Here’s the scoop, Locktender is Men as Trees, aged two years and relocated to Cleveland, Ohio. I am not personally familiar with the work they put out under their former name but if this collection of songs is any indication that band had to have been pretty good. This Collected EP consists of three tracks to be split up among three split releases, one with Brighter Arrows, one with Cassilis and one to be announced. The gorgeous cover art was provided by Maxim Rogalski, an illustrator and designer from Germany. One of my favorite experiences in life is when the music or book that accompanies a great piece of cover art fully satisfies the expectation the image provides the groundwork for. So with no further ado…
When listening to this musical triptych it is hard to think of this as a collection, these three songs feel more like movements in a full work. The complete recording clocks in at just shy of 25 minutes following a long, short, long frame work with the first and last tracks tipping the scales at roughly 10 minutes each. At first glance this short yet lengthy EP seems daunting. Attempting to take on such a long-winded approach to Screamo—a genre possibly known best for its brevity—while avoiding self-indulgent variations and swells that often alienate listeners is an ample challenge for even the most weathered composers.
The frantic and grandiose “Visions of the Daughters of Albion” gently nods at Circle Takes the Square influences but does not brazenly cop such a unique sound and pass it off as it’s own. The best contemporary comparison for the band may be Loma Prieta if parallels must be drawn but again the resemblance is fleeting, only present in undertones and the stylistic trajectory of an unstated tradition in post-hardcore that has been quietly at work since the early 90s.
Their are a few components of Locktender’s “sound” that stand out to me: one is a good sense of dynamics and stereo space, the recordings in this collection warmly glow in a consciously analog manner, fully saturating the high and low frequencies at almost all times yet remaining clear and distinct; another is in the sepulchral tone of the polyphonic vocals and occasional chanting; and lastly in the way that the whole record transcends the hysterical platitudes typically associated with this genre. “The Strangest Secret” introduces itself with a summery chord progression and the comparatively short song sonically expounds with celebratory color.
All three tracks express human emotions, poetic balance, grace and motion to marvel at the arcane and the barefaced realities of life.
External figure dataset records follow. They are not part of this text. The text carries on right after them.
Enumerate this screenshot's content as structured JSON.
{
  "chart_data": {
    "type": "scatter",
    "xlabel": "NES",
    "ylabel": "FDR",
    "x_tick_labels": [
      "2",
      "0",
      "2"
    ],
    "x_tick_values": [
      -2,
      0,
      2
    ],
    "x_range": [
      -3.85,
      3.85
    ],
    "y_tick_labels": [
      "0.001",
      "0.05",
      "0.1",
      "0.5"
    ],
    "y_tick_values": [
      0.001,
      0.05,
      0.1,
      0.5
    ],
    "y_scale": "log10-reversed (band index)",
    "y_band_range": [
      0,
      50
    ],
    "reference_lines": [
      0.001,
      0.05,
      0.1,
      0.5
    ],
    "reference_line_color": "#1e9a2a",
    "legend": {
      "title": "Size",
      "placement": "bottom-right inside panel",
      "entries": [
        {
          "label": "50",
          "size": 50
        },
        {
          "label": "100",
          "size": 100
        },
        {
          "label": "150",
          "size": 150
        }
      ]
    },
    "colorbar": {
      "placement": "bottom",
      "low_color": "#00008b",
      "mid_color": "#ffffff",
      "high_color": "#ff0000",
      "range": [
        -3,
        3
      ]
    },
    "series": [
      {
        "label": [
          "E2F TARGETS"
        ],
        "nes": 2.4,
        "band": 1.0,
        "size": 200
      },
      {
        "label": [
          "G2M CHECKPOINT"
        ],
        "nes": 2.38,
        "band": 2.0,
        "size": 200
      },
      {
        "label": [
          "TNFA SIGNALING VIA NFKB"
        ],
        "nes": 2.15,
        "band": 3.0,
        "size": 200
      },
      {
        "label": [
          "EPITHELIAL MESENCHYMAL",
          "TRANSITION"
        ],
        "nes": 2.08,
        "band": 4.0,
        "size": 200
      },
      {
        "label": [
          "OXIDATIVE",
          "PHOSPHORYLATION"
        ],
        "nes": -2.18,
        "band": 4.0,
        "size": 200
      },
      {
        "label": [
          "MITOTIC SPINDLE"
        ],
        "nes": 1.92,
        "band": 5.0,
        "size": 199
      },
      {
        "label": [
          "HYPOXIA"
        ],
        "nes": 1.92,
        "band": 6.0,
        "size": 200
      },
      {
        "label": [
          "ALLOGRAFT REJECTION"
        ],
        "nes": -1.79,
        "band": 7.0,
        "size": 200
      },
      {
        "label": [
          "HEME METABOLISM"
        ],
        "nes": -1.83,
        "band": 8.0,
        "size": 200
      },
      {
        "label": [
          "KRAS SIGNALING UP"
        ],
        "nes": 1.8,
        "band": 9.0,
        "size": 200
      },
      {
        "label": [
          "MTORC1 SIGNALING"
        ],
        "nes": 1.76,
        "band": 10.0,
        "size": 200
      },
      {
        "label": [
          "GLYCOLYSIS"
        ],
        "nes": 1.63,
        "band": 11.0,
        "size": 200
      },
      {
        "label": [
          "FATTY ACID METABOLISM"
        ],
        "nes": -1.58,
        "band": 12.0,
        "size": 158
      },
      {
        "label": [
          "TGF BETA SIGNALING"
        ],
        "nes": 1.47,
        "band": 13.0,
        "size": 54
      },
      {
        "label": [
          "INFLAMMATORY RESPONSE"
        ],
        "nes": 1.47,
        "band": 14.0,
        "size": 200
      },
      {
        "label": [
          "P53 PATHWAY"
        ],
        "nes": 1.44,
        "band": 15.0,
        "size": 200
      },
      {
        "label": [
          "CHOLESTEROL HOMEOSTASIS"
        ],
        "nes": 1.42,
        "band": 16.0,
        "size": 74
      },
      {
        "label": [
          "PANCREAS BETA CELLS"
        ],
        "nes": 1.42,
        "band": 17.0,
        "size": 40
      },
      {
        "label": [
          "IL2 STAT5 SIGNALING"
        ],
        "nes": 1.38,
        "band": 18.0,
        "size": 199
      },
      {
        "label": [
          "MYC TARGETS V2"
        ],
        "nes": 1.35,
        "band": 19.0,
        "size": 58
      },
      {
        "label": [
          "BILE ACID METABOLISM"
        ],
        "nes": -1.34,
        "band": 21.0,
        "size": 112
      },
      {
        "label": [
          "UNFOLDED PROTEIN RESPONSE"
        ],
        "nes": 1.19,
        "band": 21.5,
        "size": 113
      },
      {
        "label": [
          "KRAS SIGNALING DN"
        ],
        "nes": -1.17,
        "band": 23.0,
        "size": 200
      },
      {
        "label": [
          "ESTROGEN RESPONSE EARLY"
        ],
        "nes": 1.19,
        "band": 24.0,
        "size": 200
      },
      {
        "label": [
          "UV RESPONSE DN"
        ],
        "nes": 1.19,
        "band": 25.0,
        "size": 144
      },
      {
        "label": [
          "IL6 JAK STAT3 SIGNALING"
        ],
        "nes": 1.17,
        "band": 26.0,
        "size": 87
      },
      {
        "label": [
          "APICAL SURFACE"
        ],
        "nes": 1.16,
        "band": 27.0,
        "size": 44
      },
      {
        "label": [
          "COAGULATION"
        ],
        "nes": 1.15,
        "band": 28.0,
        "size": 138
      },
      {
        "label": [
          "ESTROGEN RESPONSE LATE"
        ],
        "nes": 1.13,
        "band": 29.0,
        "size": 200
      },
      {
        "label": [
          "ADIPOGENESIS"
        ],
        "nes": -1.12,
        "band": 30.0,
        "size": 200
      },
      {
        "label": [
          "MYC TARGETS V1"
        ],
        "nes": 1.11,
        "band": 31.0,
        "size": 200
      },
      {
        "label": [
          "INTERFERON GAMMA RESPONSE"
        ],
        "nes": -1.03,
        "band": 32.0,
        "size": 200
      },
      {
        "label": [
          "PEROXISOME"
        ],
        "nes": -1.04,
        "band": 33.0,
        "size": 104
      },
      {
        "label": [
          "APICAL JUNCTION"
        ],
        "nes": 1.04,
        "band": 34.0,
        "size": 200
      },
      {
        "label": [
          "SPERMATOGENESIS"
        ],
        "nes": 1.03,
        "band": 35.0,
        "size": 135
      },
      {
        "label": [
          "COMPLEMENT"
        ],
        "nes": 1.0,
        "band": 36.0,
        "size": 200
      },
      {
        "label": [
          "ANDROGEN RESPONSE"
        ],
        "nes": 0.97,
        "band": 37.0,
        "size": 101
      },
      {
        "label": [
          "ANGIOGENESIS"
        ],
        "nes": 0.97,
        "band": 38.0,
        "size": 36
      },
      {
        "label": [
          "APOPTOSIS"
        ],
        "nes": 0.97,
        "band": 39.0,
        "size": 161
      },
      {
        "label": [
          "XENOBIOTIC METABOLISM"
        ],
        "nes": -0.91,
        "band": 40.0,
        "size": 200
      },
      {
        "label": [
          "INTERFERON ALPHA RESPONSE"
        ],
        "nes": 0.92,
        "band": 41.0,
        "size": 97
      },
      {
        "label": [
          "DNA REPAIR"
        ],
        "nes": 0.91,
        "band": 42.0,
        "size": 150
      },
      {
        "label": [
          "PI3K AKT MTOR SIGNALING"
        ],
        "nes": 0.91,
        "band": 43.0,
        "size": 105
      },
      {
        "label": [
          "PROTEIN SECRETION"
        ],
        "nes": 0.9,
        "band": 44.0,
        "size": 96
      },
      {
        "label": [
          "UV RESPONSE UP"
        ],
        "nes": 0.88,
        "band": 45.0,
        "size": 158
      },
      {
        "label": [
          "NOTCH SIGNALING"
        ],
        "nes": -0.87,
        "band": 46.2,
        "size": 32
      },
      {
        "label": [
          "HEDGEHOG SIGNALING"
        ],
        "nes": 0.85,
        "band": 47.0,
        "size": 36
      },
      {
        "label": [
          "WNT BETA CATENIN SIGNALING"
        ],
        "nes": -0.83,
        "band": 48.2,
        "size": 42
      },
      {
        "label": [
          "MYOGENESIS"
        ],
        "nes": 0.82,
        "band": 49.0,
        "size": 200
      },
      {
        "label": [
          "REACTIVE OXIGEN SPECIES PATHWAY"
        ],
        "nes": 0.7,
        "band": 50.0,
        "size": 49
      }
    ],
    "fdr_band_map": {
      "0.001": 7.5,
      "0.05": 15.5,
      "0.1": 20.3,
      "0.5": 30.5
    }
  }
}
Albeit my description of this record is painfully embellished and I hope that this does not give you the impression that this is all some jazzy highfalutin’ exclusive art school drop out crap; make no mistake, the florid moments are far from grotesque ornamentation but painstakingly deliberate and necessary. However, there is plenty of blood and muscle to this record and it hits where it needs to but refreshingly it does not harp on common first-world emotional crises or dark, nihilist-posturing. No over saturated trend following, no irony, no self-conscious trend bucking. Earnest experimentation crafted by capable hands.